District information
- Type: Public
- Grades: K–12
- NCES District ID: 0200715

Students and staff
- Students: 30
- Teachers: 4.0
- Staff: 7.5
- Student–teacher ratio: 7.5

Other information
- Website: web.archive.org/web/20230324185400/https://aktcsd.org/

= Tanana City School District =

School district in Alaska, United States

The Tanana City School District (TCSD) is the school district of Tanana, Alaska. Its sole school, Maudrey J. Sommer School, serves grades K-12.

The school had 104 students in 1998. As of August 2008, the school had five full-time teachers and five aides serving 56 students. By January 2009 the enrollment had declined to 39 students. At the time, many villagers were leaving to find other jobs.

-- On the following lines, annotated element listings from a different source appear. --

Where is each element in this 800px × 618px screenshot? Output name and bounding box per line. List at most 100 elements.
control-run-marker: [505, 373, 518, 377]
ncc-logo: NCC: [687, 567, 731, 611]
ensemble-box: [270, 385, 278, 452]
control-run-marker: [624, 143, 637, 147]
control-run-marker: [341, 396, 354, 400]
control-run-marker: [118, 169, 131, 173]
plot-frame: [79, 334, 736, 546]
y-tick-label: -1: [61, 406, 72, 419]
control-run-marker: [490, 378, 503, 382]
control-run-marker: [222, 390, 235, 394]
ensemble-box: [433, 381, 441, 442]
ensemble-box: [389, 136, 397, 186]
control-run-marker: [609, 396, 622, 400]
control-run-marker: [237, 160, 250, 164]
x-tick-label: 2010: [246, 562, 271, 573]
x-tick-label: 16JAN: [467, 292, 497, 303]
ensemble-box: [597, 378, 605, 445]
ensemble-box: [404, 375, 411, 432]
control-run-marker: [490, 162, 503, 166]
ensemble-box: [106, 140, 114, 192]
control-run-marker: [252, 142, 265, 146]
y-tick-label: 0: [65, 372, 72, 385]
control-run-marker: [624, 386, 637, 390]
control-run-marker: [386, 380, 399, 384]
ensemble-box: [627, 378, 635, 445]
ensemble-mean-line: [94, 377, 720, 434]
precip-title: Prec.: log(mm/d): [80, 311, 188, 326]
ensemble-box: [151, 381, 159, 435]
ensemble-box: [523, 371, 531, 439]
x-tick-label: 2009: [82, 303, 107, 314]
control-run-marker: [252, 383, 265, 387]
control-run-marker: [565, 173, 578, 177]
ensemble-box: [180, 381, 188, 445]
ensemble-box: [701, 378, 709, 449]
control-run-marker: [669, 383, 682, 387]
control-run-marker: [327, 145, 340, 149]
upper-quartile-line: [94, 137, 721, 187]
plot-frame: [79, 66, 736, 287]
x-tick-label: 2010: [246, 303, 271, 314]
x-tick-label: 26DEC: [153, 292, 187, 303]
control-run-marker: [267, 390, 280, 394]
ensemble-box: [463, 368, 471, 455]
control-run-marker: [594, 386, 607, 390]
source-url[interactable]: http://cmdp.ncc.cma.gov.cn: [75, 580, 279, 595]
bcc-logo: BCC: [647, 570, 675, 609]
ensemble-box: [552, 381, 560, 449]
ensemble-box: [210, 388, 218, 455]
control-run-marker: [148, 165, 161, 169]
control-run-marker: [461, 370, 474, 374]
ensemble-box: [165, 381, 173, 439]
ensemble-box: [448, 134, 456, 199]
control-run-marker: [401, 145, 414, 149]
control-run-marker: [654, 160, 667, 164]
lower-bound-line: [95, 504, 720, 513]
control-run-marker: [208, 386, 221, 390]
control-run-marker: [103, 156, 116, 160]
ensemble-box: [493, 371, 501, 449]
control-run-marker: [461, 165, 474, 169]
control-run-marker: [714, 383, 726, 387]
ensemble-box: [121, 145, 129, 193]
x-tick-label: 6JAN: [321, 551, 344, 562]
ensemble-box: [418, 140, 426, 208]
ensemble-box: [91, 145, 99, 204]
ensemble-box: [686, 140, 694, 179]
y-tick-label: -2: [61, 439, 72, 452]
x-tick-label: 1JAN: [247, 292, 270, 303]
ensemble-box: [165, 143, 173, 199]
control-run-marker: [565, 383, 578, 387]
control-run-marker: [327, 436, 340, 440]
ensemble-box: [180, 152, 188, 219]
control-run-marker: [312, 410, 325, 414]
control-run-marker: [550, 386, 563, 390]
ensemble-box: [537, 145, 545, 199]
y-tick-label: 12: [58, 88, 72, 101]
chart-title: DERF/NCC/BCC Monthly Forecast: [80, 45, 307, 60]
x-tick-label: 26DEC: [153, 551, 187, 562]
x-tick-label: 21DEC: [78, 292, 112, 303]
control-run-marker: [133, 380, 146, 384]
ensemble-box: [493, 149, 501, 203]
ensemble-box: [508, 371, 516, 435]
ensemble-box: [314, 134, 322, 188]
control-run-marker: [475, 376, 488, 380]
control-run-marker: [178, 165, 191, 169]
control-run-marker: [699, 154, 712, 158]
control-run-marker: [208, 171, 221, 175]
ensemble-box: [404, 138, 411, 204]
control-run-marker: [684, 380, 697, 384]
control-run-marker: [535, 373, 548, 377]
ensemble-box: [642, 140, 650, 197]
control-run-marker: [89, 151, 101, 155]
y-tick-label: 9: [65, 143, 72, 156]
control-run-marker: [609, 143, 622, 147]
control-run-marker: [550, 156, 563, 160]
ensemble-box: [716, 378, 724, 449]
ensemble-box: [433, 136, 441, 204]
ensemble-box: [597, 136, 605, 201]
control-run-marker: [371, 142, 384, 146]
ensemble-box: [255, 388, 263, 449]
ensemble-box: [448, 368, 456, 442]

In 2008 the district did not pay $100,000 worth of bills and invoices. Some of the bills had been left over from two years prior. In 2009 John Bania, the superintendent, announced that the school was in $200,000 worth of debt. He stated that he would either stop paying teachers or stop paying bills, unless the State of Alaska gave the district a bailout.

A biomass system is used to power and heat the teacher housing. The school was scheduled to get a biomass heating system started before January 1, 2013.